Karnataka in its reply to Tamil Nadu before the Supreme Court stated that the accounting of the flows should take place at the end of December after an interim assessment at the end of September when the south-west monsoon is fairly known. It also stated that the Cauvery basin above the interstate border Biligundlu is 48.3 per cent as compared to the normal flows (average of 38 years from 1974-75 to 2011-12).
Tamil Nadu then filed another application on September 28 seeking a direction for higher flows than ordered by the CRA.
The Supreme Court ordered, "Karnataka is directed to release 9,000 cusecs of water daily till October 15, in terms of the decision taken by the chairperson, Cauvery River Authority in the seventh meeting of the said authority held on 19.09.2012."
The Supreme Court had also made a stinging remark against Karnataka stating that it should first obey the CRA order and then file its appeal.
Karnataka then decided to go before the Supreme Court challenging the order of the CRA. It states in its petition which is to be listed for orders on Monday that "consequent to the release of water from the reservoirs in Karnataka, the farmers in the districts of Mysore, Mandya and Hassan have taken to gherao and even threatened to seize the dam. Strong perceptions of the farmers are that any release from the reservoir would affect their standing crops which are their only livelihood. The widespread agitation protesting against the releases has badly affected the normal civic life in the cities and towns viz., Mysore, Mandya etc., but all possible steps to ensure law and order (so far not unsuccessful) have been and are being taken."

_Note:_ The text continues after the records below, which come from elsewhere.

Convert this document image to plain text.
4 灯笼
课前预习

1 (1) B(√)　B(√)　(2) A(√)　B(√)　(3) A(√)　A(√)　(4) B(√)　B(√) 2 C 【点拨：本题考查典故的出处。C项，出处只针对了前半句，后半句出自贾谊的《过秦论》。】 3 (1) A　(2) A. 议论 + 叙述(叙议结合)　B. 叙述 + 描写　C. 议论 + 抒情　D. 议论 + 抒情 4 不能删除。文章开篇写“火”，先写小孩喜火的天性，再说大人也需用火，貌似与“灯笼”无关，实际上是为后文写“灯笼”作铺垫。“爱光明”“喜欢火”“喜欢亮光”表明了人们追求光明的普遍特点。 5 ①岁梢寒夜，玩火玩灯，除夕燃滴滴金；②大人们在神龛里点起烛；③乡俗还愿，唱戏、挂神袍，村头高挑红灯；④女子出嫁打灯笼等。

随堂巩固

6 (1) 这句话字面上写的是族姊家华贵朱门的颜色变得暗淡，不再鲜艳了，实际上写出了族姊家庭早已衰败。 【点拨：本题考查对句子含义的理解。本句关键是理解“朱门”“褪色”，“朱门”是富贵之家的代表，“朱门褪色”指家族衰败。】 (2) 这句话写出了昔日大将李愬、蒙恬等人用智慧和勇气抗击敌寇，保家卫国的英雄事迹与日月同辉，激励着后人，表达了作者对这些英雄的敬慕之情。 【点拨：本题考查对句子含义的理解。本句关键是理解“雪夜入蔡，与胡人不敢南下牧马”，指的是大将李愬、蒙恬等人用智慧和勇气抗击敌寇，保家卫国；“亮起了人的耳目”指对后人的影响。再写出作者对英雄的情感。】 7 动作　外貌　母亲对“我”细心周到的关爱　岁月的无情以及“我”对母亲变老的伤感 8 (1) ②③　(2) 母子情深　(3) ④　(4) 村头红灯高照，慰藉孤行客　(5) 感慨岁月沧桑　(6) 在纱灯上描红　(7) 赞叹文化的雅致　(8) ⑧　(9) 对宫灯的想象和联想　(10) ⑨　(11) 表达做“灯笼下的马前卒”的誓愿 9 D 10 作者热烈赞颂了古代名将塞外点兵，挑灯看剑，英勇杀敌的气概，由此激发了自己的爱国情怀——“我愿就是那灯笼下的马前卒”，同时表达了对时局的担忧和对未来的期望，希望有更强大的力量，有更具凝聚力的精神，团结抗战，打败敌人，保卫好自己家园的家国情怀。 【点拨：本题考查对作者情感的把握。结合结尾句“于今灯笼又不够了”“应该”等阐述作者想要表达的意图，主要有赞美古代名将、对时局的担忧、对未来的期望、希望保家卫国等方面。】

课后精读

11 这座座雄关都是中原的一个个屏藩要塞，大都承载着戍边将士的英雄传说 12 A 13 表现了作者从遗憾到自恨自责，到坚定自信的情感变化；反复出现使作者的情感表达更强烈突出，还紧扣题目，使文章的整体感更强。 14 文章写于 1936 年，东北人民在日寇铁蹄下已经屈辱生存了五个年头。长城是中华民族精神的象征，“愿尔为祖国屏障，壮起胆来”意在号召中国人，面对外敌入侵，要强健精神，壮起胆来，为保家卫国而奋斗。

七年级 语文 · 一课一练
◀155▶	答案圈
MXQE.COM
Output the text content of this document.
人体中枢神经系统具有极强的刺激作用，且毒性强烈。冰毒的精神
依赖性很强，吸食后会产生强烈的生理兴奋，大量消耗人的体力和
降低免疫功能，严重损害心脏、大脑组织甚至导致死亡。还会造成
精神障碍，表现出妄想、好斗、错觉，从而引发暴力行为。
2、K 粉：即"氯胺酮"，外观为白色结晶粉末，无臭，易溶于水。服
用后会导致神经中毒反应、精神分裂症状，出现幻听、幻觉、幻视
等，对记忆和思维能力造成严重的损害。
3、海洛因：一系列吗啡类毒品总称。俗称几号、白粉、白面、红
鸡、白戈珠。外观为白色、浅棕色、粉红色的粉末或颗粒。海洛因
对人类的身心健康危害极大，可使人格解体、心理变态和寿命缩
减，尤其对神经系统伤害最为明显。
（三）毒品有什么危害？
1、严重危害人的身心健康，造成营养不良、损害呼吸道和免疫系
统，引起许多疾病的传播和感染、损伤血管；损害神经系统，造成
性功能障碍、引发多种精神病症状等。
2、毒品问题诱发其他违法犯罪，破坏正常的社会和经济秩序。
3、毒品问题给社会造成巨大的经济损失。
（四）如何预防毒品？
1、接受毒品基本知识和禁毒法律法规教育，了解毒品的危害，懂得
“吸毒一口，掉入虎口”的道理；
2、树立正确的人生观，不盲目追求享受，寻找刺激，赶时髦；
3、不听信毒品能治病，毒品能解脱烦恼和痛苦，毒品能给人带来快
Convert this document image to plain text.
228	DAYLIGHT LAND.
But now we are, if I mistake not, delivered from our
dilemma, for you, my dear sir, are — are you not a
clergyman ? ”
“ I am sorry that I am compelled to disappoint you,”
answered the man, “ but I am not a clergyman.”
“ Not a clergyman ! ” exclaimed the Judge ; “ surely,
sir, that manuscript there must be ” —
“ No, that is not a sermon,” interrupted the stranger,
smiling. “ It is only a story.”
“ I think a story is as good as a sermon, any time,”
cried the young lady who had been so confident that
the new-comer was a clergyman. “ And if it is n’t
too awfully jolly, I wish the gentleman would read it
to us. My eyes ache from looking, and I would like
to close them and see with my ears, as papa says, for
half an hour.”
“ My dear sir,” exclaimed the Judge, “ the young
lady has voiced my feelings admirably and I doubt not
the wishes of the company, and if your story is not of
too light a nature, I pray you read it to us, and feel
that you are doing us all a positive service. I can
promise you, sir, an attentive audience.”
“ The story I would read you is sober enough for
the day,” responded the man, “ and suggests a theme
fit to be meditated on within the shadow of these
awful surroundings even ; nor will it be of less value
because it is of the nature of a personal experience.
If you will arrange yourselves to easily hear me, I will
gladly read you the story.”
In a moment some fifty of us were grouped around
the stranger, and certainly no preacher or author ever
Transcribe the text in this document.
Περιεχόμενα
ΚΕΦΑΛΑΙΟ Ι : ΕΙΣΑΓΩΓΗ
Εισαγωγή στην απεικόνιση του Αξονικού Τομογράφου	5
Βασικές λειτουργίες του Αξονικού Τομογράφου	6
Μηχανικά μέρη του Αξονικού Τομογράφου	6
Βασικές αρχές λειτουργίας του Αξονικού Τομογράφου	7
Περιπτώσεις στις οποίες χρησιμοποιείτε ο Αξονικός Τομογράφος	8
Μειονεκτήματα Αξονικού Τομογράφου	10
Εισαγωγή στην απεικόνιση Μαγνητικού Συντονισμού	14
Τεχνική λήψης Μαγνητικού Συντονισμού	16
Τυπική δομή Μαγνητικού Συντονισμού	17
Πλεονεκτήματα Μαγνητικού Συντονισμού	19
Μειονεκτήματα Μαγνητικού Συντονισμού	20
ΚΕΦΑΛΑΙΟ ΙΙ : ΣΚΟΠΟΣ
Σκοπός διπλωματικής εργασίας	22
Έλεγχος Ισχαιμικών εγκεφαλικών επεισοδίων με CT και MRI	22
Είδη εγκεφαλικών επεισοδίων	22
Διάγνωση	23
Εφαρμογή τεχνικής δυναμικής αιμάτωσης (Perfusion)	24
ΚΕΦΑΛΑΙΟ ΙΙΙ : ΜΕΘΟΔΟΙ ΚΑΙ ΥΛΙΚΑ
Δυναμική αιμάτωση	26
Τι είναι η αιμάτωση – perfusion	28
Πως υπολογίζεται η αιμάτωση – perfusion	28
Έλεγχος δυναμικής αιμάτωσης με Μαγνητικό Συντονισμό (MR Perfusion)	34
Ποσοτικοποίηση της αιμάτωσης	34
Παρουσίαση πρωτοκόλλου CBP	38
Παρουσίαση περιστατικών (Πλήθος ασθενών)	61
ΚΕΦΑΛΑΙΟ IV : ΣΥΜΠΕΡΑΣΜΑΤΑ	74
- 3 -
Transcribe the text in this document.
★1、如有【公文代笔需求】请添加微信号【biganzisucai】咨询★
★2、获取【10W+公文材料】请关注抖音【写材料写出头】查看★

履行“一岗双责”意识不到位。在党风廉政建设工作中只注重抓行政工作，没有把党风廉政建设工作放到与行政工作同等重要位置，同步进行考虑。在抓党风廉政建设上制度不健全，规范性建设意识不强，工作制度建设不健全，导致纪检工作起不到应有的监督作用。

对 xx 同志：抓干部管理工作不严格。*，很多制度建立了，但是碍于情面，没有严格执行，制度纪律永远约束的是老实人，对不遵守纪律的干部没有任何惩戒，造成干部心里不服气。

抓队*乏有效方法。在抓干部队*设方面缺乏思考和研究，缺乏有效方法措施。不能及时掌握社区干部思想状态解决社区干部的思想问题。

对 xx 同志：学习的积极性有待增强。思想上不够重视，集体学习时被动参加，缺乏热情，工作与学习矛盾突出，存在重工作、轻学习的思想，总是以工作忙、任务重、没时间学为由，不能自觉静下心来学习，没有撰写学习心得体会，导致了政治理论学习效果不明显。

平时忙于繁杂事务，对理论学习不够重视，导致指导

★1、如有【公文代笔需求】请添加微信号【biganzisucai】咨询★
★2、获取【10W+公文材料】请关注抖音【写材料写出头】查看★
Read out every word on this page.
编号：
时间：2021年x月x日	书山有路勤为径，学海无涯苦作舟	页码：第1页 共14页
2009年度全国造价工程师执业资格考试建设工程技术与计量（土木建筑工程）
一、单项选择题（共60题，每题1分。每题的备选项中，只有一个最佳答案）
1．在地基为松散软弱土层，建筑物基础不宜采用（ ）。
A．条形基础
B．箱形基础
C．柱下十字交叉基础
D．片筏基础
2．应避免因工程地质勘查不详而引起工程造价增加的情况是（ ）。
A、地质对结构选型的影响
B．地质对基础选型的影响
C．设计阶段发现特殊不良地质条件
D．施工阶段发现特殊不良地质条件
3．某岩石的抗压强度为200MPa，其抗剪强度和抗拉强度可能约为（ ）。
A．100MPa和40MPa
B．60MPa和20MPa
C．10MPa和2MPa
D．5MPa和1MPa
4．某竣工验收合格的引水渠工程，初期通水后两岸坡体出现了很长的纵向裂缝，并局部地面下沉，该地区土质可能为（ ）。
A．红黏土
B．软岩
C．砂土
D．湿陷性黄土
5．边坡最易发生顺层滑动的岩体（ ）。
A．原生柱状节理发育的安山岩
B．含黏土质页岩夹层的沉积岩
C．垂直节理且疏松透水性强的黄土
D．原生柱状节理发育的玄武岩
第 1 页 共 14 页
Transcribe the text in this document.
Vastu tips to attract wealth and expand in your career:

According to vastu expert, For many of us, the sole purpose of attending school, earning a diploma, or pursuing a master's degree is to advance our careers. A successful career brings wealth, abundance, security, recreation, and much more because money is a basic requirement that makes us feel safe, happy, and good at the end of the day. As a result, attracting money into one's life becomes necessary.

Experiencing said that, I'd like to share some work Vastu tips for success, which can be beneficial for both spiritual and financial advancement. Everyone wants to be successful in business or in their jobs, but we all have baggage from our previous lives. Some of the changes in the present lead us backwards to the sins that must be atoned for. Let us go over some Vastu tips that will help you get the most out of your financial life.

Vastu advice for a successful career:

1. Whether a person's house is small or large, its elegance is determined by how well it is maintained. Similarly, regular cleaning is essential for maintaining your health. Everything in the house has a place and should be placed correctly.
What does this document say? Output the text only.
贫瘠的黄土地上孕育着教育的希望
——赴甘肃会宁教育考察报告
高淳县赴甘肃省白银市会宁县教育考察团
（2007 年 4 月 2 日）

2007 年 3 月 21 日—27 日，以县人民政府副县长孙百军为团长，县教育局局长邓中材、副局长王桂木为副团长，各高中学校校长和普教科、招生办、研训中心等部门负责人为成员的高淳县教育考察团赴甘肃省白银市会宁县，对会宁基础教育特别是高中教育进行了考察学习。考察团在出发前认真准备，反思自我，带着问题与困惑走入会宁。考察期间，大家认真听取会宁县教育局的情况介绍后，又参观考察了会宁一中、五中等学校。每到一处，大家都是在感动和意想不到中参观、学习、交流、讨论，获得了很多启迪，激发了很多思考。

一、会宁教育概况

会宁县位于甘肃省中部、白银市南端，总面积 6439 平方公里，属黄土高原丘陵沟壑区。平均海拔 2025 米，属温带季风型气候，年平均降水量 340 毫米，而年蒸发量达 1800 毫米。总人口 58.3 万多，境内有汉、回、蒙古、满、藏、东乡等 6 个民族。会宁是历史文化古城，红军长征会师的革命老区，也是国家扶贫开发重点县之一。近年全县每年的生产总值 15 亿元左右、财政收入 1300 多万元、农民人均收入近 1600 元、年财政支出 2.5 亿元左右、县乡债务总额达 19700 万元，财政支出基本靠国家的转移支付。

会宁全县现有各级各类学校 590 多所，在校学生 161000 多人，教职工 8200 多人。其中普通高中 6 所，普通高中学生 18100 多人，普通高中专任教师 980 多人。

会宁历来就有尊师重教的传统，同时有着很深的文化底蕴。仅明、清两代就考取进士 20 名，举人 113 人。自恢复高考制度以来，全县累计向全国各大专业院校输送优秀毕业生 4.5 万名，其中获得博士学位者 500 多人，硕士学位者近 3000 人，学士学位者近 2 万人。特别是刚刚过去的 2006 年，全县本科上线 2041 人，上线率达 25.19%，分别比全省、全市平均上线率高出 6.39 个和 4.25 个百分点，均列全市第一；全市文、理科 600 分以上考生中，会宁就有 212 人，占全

"The busiest highway between Bangalore-Mysore has been physically blocked by the agitators. The schools and colleges have closed. The peace committees have been formed in towns and cities. But the agitation is being kept under control by the government by deploying adequate security forces. However, the reaction of the people cannot be ignored as it has all the potential to go out of hands, despite best efforts to keep it under control," the petition adds.
"Karnataka's water requirements are about 140 TMC for irrigation to standing kharif and perennial crops under the systems dependent on four reservoirs and drinking water supplies in this water year from October onwards. But, the present storage as on 02.10.2012 is 67 TMC and the expected inflow should be 40 TMC (if the average of 38 years (1974-75 to 2011-12) is considered with 40 per cent reduction due to distress) taking the total available water in Karnataka to 107 TMC. Thus, the available total water of 107 TMC is far below the future requirement of 140 TMC in Karnataka for irrigation and drinking water supplies including supplies to Bangalore city with a population of 8.4 million. It is further submitted that the Kabini reservoir which contributes significantly to the releases at Biligundlu has suffered the most this water year as the shortfall is 55 per cent since only 43 TMC is the inflow as against an average inflow of the past 38 years (1974-75 to 2011-12) of 98 TMC," the petition notes.
"After the end of September, the assessment of the available flows and requirement is now fairly available. The CRA which met on 19.09.2012 had a truncated picture before it. The present available data till the end of September show that the requirements of Tamil Nadu can be fairly met without continuing the releases of 9,000 cusecs at the interstate border Biligundlu as ordered by the CRA," the petition adds.
"In 123 days between 01.10.2012 to 31.01.2013, which is the cropping period for samba rice crop in Tamil Nadu undisputedly, the requirement of water is 123 TMC, being 1 TMC per day on average," the petition also states.